La prima è che non si può parlare di fede se ad essa non si adeguano il nostro modo di vivere, di pensare, di agire. Nella Prima lettura il profeta Abacuc chiede a Dio come mai Egli sopporti tanta iniquità e sembri essere solo spettatore dell’oppressione. La risposta del Signore è solenne: la giustizia arriverà, vi sarà una scadenza per il male, il malvagio soccomberà sotto la sua stessa cattiveria, ma il “giusto vivrà per la sua fede”. “Se indugia, attendila” ordina il Signore al profeta. Ecco la seconda conseguenza della fede: la pazienza. Dio non ha fretta e vuole che noi ci adeguiamo ai suoi tempi, allora la fede è fiduciosa attesa che Egli compia il suo progetto di salvezza, è sapere con certezza che i giusti non saranno dimenticati e che le sofferenze avranno fine e consolazione. Da questa attesa di fede, vediamo erompere e crescere la speranza che Dio mai ci abbandonerà, ma come un Padre ci guarda, ci guida, ci attende…
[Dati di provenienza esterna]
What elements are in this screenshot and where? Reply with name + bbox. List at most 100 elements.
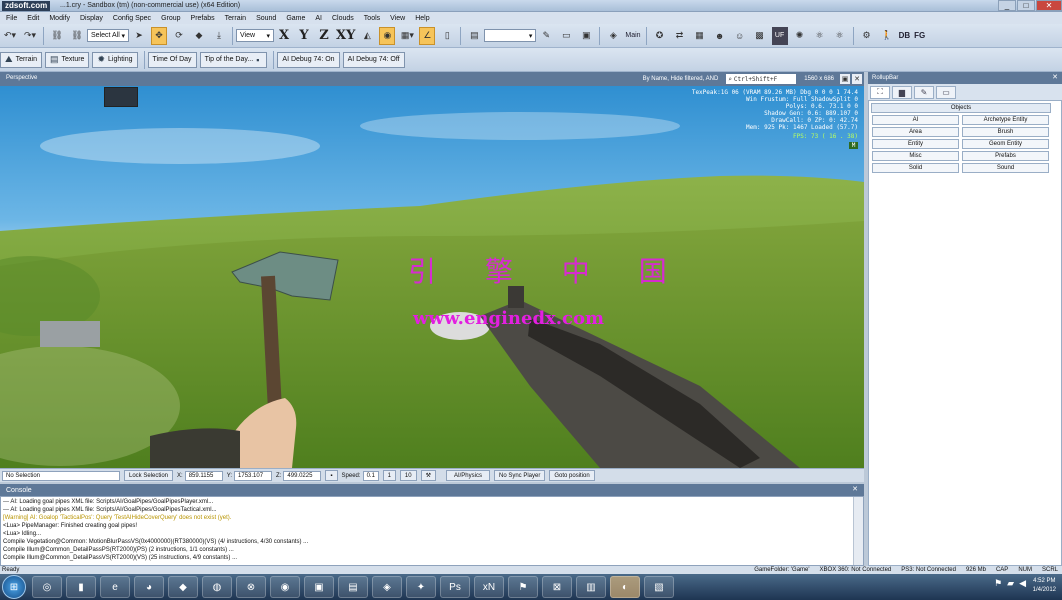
viewport-thumbnail[interactable] [104, 87, 138, 107]
menu-prefabs[interactable]: Prefabs [191, 15, 215, 22]
app-icon[interactable]: ▥ [576, 576, 606, 598]
search-input[interactable]: ⌕ Ctrl+Shift+F [726, 74, 797, 84]
viewport-resolution[interactable]: 1560 x 686 [804, 76, 834, 82]
viewport-name[interactable]: Perspective [6, 75, 37, 81]
app-icon[interactable]: ◉ [270, 576, 300, 598]
flag-icon[interactable]: ⚑ [994, 578, 1002, 589]
menu-ai[interactable]: AI [315, 15, 322, 22]
console-scrollbar[interactable] [853, 497, 863, 565]
menu-file[interactable]: File [6, 15, 17, 22]
ie-icon[interactable]: e [100, 576, 130, 598]
axis-x-button[interactable]: X [276, 27, 292, 45]
ai-debug-on-button[interactable]: AI Debug 74: On [277, 51, 340, 68]
object-button-entity[interactable]: Entity [872, 139, 959, 149]
menu-group[interactable]: Group [161, 15, 180, 22]
menu-modify[interactable]: Modify [49, 15, 70, 22]
lock-coords-icon[interactable]: ▪ [325, 470, 338, 481]
speed-10-button[interactable]: 10 [399, 470, 417, 481]
app-icon[interactable]: ✦ [406, 576, 436, 598]
volume-icon[interactable]: ◀ [1019, 578, 1026, 589]
z-coordinate-input[interactable]: 499.0225 [283, 470, 322, 481]
text-icon[interactable]: ▩ [752, 27, 768, 45]
menu-tools[interactable]: Tools [364, 15, 380, 22]
objects-tab-icon[interactable]: ⛶ [870, 85, 890, 99]
track-view-icon[interactable]: ▦ [692, 27, 708, 45]
menu-display[interactable]: Display [80, 15, 103, 22]
object-button-solid[interactable]: Solid [872, 163, 959, 173]
no-sync-player-button[interactable]: No Sync Player [493, 470, 546, 481]
object-button-prefabs[interactable]: Prefabs [962, 151, 1049, 161]
layers-icon[interactable]: ◈ [605, 27, 621, 45]
object-button-misc[interactable]: Misc [872, 151, 959, 161]
particle-icon[interactable]: ✺ [792, 27, 808, 45]
object-button-area[interactable]: Area [872, 127, 959, 137]
speed-1-button[interactable]: 1 [382, 470, 396, 481]
character-icon[interactable]: ☻ [712, 27, 728, 45]
app-icon[interactable]: ▮ [66, 576, 96, 598]
maximize-viewport-icon[interactable]: ▣ [840, 74, 850, 84]
menu-edit[interactable]: Edit [27, 15, 39, 22]
goto-position-button[interactable]: Goto position [549, 470, 595, 481]
start-button[interactable]: ⊞ [2, 575, 26, 599]
chrome-icon[interactable]: ◎ [32, 576, 62, 598]
material-icon[interactable]: ✪ [652, 27, 668, 45]
menu-config-spec[interactable]: Config Spec [113, 15, 151, 22]
menu-view[interactable]: View [390, 15, 405, 22]
object-button-sound[interactable]: Sound [962, 163, 1049, 173]
atom2-icon[interactable]: ⚛ [832, 27, 848, 45]
object-button-ai[interactable]: AI [872, 115, 959, 125]
y-coordinate-input[interactable]: 1753.107 [234, 470, 273, 481]
app-icon[interactable]: ◈ [372, 576, 402, 598]
network-icon[interactable]: ▰ [1007, 578, 1014, 589]
time-of-day-button[interactable]: Time Of Day [147, 51, 197, 68]
ai-physics-button[interactable]: AI/Physics [445, 470, 490, 481]
edit-layer-icon[interactable]: ✎ [538, 27, 554, 45]
app-icon[interactable]: ◆ [168, 576, 198, 598]
grid-icon[interactable]: ▦▾ [399, 27, 415, 45]
export-icon[interactable]: ▣ [578, 27, 594, 45]
redo-icon[interactable]: ↷▾ [22, 27, 38, 45]
layer-icon[interactable]: ▤ [466, 27, 482, 45]
menu-help[interactable]: Help [415, 15, 429, 22]
axis-xy-button[interactable]: XY [336, 27, 355, 45]
layer-combo[interactable]: ▾ [484, 29, 537, 42]
photoshop-icon[interactable]: Ps [440, 576, 470, 598]
modeling-tab-icon[interactable]: ✎ [914, 85, 934, 99]
network-icon[interactable]: ⚙ [859, 27, 875, 45]
axis-y-button[interactable]: Y [296, 27, 312, 45]
console-panel[interactable]: --- AI: Loading goal pipes XML file: Scr… [0, 496, 864, 566]
menu-sound[interactable]: Sound [256, 15, 276, 22]
speed-input[interactable]: 0.1 [362, 470, 379, 481]
uf-icon[interactable]: UF [771, 26, 788, 45]
viewport-filter[interactable]: By Name, Hide filtered, AND [643, 76, 719, 82]
undo-icon[interactable]: ↶▾ [2, 27, 18, 45]
lock-selection-button[interactable]: Lock Selection [124, 470, 174, 481]
scale-icon[interactable]: ◆ [191, 27, 207, 45]
object-button-brush[interactable]: Brush [962, 127, 1049, 137]
menu-clouds[interactable]: Clouds [332, 15, 354, 22]
move-icon[interactable]: ✥ [151, 26, 167, 45]
select-arrow-icon[interactable]: ➤ [131, 27, 147, 45]
viewport-close-icon[interactable]: ✕ [852, 74, 862, 84]
unlink-icon[interactable]: ⛓ [69, 27, 85, 45]
ruler-icon[interactable]: ▯ [439, 27, 455, 45]
display-tab-icon[interactable]: ▭ [936, 85, 956, 99]
app-icon[interactable]: ▤ [338, 576, 368, 598]
tip-of-day-button[interactable]: Tip of the Day... ▪ [199, 51, 268, 68]
rollup-close-icon[interactable]: ✕ [1052, 73, 1058, 81]
snap-terrain-icon[interactable]: ⤓ [211, 27, 227, 45]
object-button-archetype-entity[interactable]: Archetype Entity [962, 115, 1049, 125]
person-icon[interactable]: 🚶 [879, 27, 895, 45]
atom-icon[interactable]: ⚛ [812, 27, 828, 45]
close-button[interactable]: ✕ [1036, 0, 1062, 11]
object-button-geom-entity[interactable]: Geom Entity [962, 139, 1049, 149]
facial-icon[interactable]: ☺ [732, 27, 748, 45]
xbox-icon[interactable]: ⊗ [236, 576, 266, 598]
taskbar-clock[interactable]: 4:52 PM 1/4/2012 [1033, 577, 1056, 595]
terrain-snap-icon[interactable]: ◭ [359, 27, 375, 45]
axis-z-button[interactable]: Z [316, 27, 332, 45]
sandbox-task-icon[interactable]: ◐ [610, 576, 640, 598]
physics-icon[interactable]: ▭ [558, 27, 574, 45]
fg-button[interactable]: FG [914, 31, 925, 40]
perspective-viewport[interactable]: TexPeak:1G 06 (VRAM 89.26 MB) Dbg 0 0 0 … [0, 86, 864, 468]
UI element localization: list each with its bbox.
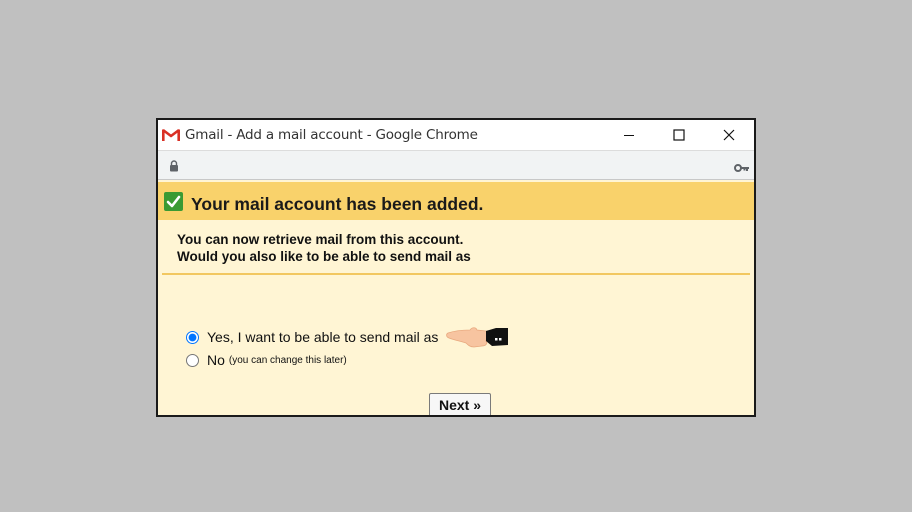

Le altre conseguenze possiamo trarle dal brano evangelico che inizia con l’accorata richiesta degli apostoli: “aumenta la nostra fede!” e Gesù risponde “se aveste fede quanto un granellino di senapa”… La fede non è questione di quantità, anche una fede piccola quanto un granello di senapa basta a smuovere le montagne non solo geografiche, ma anche quelle interiori e a darci la forza per seguire Dio ovunque voglia condurci, qualunque cosa ci chieda di fare…, allora misura della nostra fede sarà l’obbedienza.
Come un fiume sgorga e discende dalla propria sorgente, così l’obbedienza sgorga e discende da una fede sincera travolgendo dubbi ed incertezze, dando forza alla speranza anche quando le avversità ci sommergono e l’orizzonte si addensa di oscure nubi. All’obbedienza si abbina indissolubilmente l’umiltà. Si può obbedire, infatti, solo riconoscendo che abbiamo bisogno di Dio, della sua Legge, della sua voce che nell’intimo guida i nostri passi ed incessantemente ci spinge a tornare a Lui.
Solo nell’obbedienza potremo ripristinare la priorità di Dio nella nostra vita e allora ci renderemo conto che Dio non ha bisogno di noi e che al nostro posto Egli avrebbe potuto creare migliaia, milioni di altri esseri che meglio lo avrebbero servito; solo obbedendo possiamo renderci conto della nostra inutilità, ma anche dell’amore infinito ed eterno che Dio ha avuto creando noi e non altri al nostro posto. Obbedendo sapremo di non aver compiuto altro che il nostro dovere di figli e non ci chiederemo più quando Dio arriverà, né gli chiederemo di aumentare la nostra fede, ma avremo la certezza che ogni cosa che Dio voglia o permetta è per il nostro bene: come una medicina amara o dolorosa ha il solo scopo di guarire, così la volontà di Dio, anche quando è dura da ingoiare, mira solo alla nostra salvezza. Con umiltà ci disponiamo alla preghiera perché il nostro cuore non si indurisca e prostrati dinanzi al Signore che ci ha creati, con fede sincera riconosciamo: “Egli è il nostro Dio, e noi il popolo del suo pascolo, il gregge che egli conduce”.